教皇様は、毎年9月1日を「被造物を大切にする世界祈願日」とさだめ、日本では9月の第一の日曜日にこの祈願日を定めています。またアシジのフランシスコの記念日である10月4日までを、被造物を保護するための祈りと行動の期間として、「被造物の季節」と定められました。

ここで教皇フランシスコが強調されるエコロジーへの配慮とは、単に気候変動に対処しようとか温暖化を食い止めようとかいう単独の課題にとどまりません。「ラウダート・シ」の副題が示すように、課題は「ともに暮らす家を大切に」することです。それは、「この世界でわたしたちは何のために生きるのか、わたしたちはなぜここにいるのか、わたしたちの働きとあらゆる取り組みの目標はいかなるものか、わたしたちは地球から何を望まれているのか、といった問い」(160)に、ひとり一人が真摯に向き合うことに他なりません。

日本の教会は同じ期間を、さらに視点を広げて、「すべてのいのちを守る月間」として、司教団のラウダート・シ・デスクが、様々な活動を呼びかけています。
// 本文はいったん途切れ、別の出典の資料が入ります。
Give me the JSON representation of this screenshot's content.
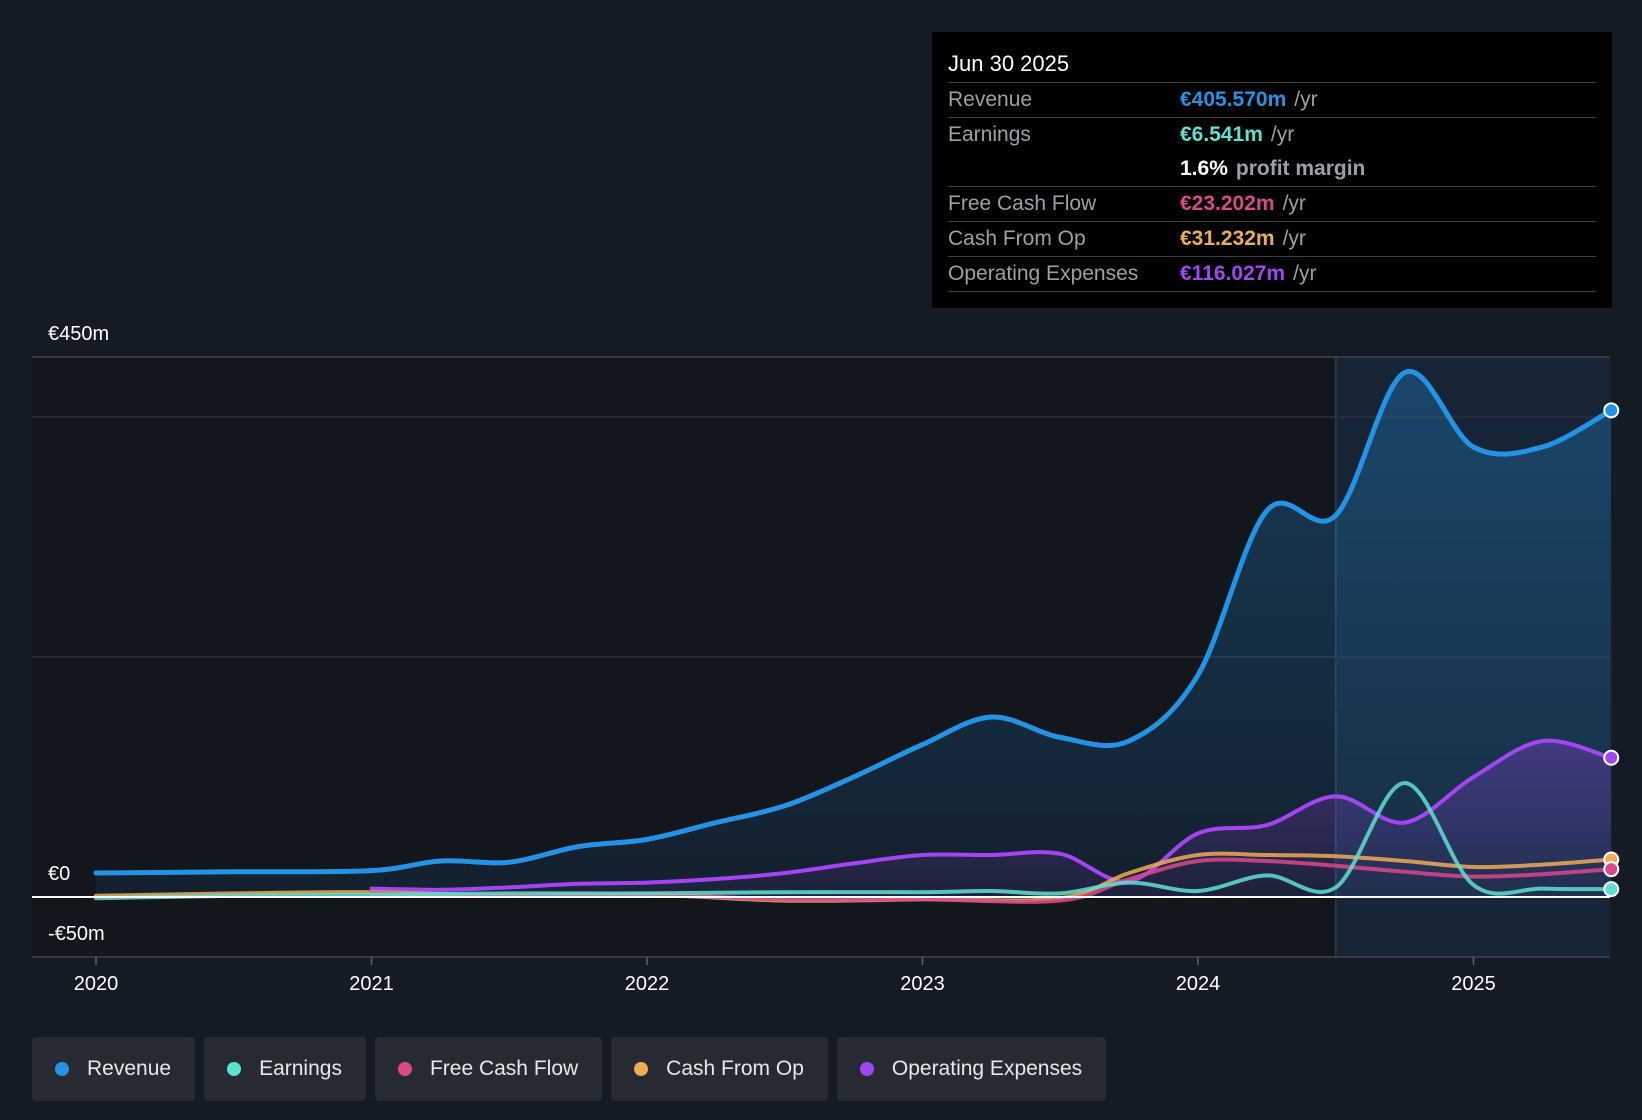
{
  "tooltip": {
    "date": "Jun 30 2025",
    "rows": {
      "revenue": {
        "label": "Revenue",
        "value": "€405.570m",
        "unit": "/yr",
        "color": "#2394e5"
      },
      "earnings": {
        "label": "Earnings",
        "value": "€6.541m",
        "unit": "/yr",
        "color": "#5fe0d0"
      },
      "margin": {
        "value": "1.6%",
        "unit": "profit margin"
      },
      "fcf": {
        "label": "Free Cash Flow",
        "value": "€23.202m",
        "unit": "/yr",
        "color": "#d9498a"
      },
      "cfo": {
        "label": "Cash From Op",
        "value": "€31.232m",
        "unit": "/yr",
        "color": "#efac54"
      },
      "opex": {
        "label": "Operating Expenses",
        "value": "€116.027m",
        "unit": "/yr",
        "color": "#a346f2"
      }
    }
  },
  "legend": [
    {
      "label": "Revenue",
      "color": "#2394e5"
    },
    {
      "label": "Earnings",
      "color": "#5fe0d0"
    },
    {
      "label": "Free Cash Flow",
      "color": "#d9498a"
    },
    {
      "label": "Cash From Op",
      "color": "#efac54"
    },
    {
      "label": "Operating Expenses",
      "color": "#a346f2"
    }
  ],
  "chart_data": {
    "type": "line",
    "title": "",
    "xlabel": "",
    "ylabel": "",
    "y_tick_labels": [
      "€450m",
      "€0",
      "-€50m"
    ],
    "ylim": [
      -50,
      450
    ],
    "xlim": [
      2020,
      2025.5
    ],
    "x_ticks": [
      2020,
      2021,
      2022,
      2023,
      2024,
      2025
    ],
    "x_tick_labels": [
      "2020",
      "2021",
      "2022",
      "2023",
      "2024",
      "2025"
    ],
    "highlight_from": 2024.5,
    "series": [
      {
        "name": "Revenue",
        "color": "#2394e5",
        "fill": true,
        "x": [
          2020,
          2020.5,
          2021,
          2021.25,
          2021.5,
          2021.75,
          2022,
          2022.25,
          2022.5,
          2022.75,
          2023,
          2023.25,
          2023.5,
          2023.75,
          2024,
          2024.25,
          2024.5,
          2024.75,
          2025,
          2025.25,
          2025.5
        ],
        "values": [
          20,
          21,
          22,
          30,
          29,
          42,
          48,
          62,
          76,
          100,
          127,
          150,
          133,
          130,
          185,
          322,
          318,
          437,
          375,
          375,
          405.57
        ]
      },
      {
        "name": "Earnings",
        "color": "#5fe0d0",
        "fill": false,
        "x": [
          2020,
          2020.5,
          2021,
          2021.5,
          2022,
          2022.5,
          2023,
          2023.25,
          2023.5,
          2023.75,
          2024,
          2024.25,
          2024.5,
          2024.75,
          2025,
          2025.25,
          2025.5
        ],
        "values": [
          -1,
          1,
          2,
          3,
          3,
          4,
          4,
          5,
          3,
          12,
          5,
          18,
          8,
          95,
          10,
          7,
          6.541
        ]
      },
      {
        "name": "Free Cash Flow",
        "color": "#d9498a",
        "fill": false,
        "x": [
          2021,
          2021.5,
          2022,
          2022.5,
          2023,
          2023.5,
          2023.75,
          2024,
          2024.25,
          2024.5,
          2024.75,
          2025,
          2025.25,
          2025.5
        ],
        "values": [
          3,
          1,
          2,
          -2,
          -2,
          -3,
          15,
          30,
          30,
          26,
          21,
          17,
          19,
          23.202
        ]
      },
      {
        "name": "Cash From Op",
        "color": "#efac54",
        "fill": false,
        "x": [
          2020,
          2020.5,
          2021,
          2021.5,
          2022,
          2022.5,
          2023,
          2023.5,
          2023.75,
          2024,
          2024.25,
          2024.5,
          2024.75,
          2025,
          2025.25,
          2025.5
        ],
        "values": [
          1,
          3,
          4,
          1,
          2,
          -3,
          -2,
          -1,
          20,
          35,
          35,
          34,
          30,
          25,
          27,
          31.232
        ]
      },
      {
        "name": "Operating Expenses",
        "color": "#a346f2",
        "fill": true,
        "x": [
          2021,
          2021.25,
          2021.5,
          2021.75,
          2022,
          2022.25,
          2022.5,
          2022.75,
          2023,
          2023.25,
          2023.5,
          2023.75,
          2024,
          2024.25,
          2024.5,
          2024.75,
          2025,
          2025.25,
          2025.5
        ],
        "values": [
          7,
          6,
          8,
          11,
          12,
          15,
          20,
          28,
          35,
          35,
          36,
          13,
          53,
          60,
          84,
          62,
          100,
          130,
          116.027
        ]
      }
    ]
  }
}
環境への配慮をすることは、いまわたしたちが享受している生活を変えていくことを意味しているため、容易なことではありません。しかし、神がこの世界を創造し守り育み管理するようにとわたしたちに託した意図を考えれば、福音にあったように、「神のことを思わず、人間のことを思っている」とわたしたちも主から叱責されるものであるのは間違いありません。

主イエスが、「自分を捨て、自分の十字架を背負って、わたしに従いなさい」といわれるとき、それは苦行を強いているのではなく、神様の計画を最優先に考えて、人間の都合を捨て去るように求めておられるに違いありません。